= Antonio de Saliba =

Italian painter

Antonio de Saliba, or Antonello de Saliba or Resaliba, (c.1466-c.1535) was an Italian painter of the Renaissance, mainly active in Sicily and Calabria.

Born around 1466, Antonello de Saliba was the son of Giovanni Resaliba, a woodcarver of possible Maltese descent who was married to Antonello da Messina's sister, whose name is not known. He was apprenticed to his cousin, Jacobello da Messina, for four years in 1480, with whom he probably traveled to Venice where Antonio stayed until the mid-1490s where he was for an unknown period affiliated probably as an assistant in the workshop of Giovanni Bellini together with his brother Pietro de Saliba. Following this Venetian sojourn, Antonio returned to Messina where he set up his workshop that produced altarpieces, gonfaloni, painted crucifixes, and other paintings for Eastern Sicilian, Calabrian, and Maltese patrons.
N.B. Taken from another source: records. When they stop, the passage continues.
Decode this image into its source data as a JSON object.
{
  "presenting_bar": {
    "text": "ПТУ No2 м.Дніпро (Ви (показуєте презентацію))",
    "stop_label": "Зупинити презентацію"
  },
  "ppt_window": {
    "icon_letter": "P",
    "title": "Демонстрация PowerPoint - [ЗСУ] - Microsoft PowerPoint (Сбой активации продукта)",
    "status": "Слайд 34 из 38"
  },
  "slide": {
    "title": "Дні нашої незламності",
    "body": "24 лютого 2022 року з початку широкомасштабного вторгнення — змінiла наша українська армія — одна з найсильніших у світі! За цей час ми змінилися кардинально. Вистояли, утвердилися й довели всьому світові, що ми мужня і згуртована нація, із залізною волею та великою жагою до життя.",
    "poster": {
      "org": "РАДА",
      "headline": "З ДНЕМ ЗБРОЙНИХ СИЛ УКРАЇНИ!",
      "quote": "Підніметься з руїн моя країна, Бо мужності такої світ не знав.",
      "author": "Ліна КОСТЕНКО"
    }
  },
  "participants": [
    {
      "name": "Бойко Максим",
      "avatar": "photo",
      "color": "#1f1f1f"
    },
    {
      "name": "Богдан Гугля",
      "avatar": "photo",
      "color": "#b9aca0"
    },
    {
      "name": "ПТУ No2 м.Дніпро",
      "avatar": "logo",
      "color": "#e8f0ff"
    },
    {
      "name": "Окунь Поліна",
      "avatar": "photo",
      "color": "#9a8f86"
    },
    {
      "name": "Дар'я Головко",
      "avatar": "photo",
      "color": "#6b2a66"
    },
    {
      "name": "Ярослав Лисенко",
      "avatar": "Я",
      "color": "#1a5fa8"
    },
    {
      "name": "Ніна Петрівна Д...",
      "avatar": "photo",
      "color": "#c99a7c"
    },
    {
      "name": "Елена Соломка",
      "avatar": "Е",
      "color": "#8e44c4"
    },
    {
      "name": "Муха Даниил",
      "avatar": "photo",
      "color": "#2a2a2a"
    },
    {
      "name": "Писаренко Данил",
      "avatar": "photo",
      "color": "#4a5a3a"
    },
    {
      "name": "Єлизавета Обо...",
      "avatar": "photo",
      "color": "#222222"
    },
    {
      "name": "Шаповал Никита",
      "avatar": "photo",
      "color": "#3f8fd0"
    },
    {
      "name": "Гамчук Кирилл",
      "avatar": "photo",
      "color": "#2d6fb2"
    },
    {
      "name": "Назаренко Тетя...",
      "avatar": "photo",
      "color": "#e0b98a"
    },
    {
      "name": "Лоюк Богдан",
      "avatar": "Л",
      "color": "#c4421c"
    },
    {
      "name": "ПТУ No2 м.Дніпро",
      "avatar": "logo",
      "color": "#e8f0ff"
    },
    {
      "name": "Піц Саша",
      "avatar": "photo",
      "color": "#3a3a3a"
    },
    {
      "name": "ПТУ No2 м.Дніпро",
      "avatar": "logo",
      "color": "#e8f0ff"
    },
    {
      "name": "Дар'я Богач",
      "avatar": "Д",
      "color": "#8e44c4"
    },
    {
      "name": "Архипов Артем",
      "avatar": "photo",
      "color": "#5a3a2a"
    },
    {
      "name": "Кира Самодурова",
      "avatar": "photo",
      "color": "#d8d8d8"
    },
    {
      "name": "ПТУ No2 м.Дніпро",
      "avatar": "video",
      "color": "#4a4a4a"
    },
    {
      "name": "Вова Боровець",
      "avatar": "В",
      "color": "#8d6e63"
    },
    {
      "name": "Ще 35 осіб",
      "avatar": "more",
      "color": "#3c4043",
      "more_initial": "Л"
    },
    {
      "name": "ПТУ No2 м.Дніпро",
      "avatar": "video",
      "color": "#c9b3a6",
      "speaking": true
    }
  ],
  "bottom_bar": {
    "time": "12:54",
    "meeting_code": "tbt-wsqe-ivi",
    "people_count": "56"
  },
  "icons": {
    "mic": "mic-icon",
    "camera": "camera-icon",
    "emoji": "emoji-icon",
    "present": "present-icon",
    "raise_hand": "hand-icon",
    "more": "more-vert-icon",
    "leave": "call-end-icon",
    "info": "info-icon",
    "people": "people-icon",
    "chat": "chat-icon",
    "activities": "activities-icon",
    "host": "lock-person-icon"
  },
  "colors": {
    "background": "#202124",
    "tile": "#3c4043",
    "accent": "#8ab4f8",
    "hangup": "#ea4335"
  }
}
Surviving paintings and transcribed and published documents reveal that Antonio de Saliba's workshop was active from 1497 until 1534.

His paintings can be found in and around the Veneto, Eastern Sicily, Malta, and Calabria, but also in important collections in major museums, such as the Metropolitan Museum of Art in New York, the Gallerie dell'Accademia in Venice, and the Victoria and Albert Museum in London.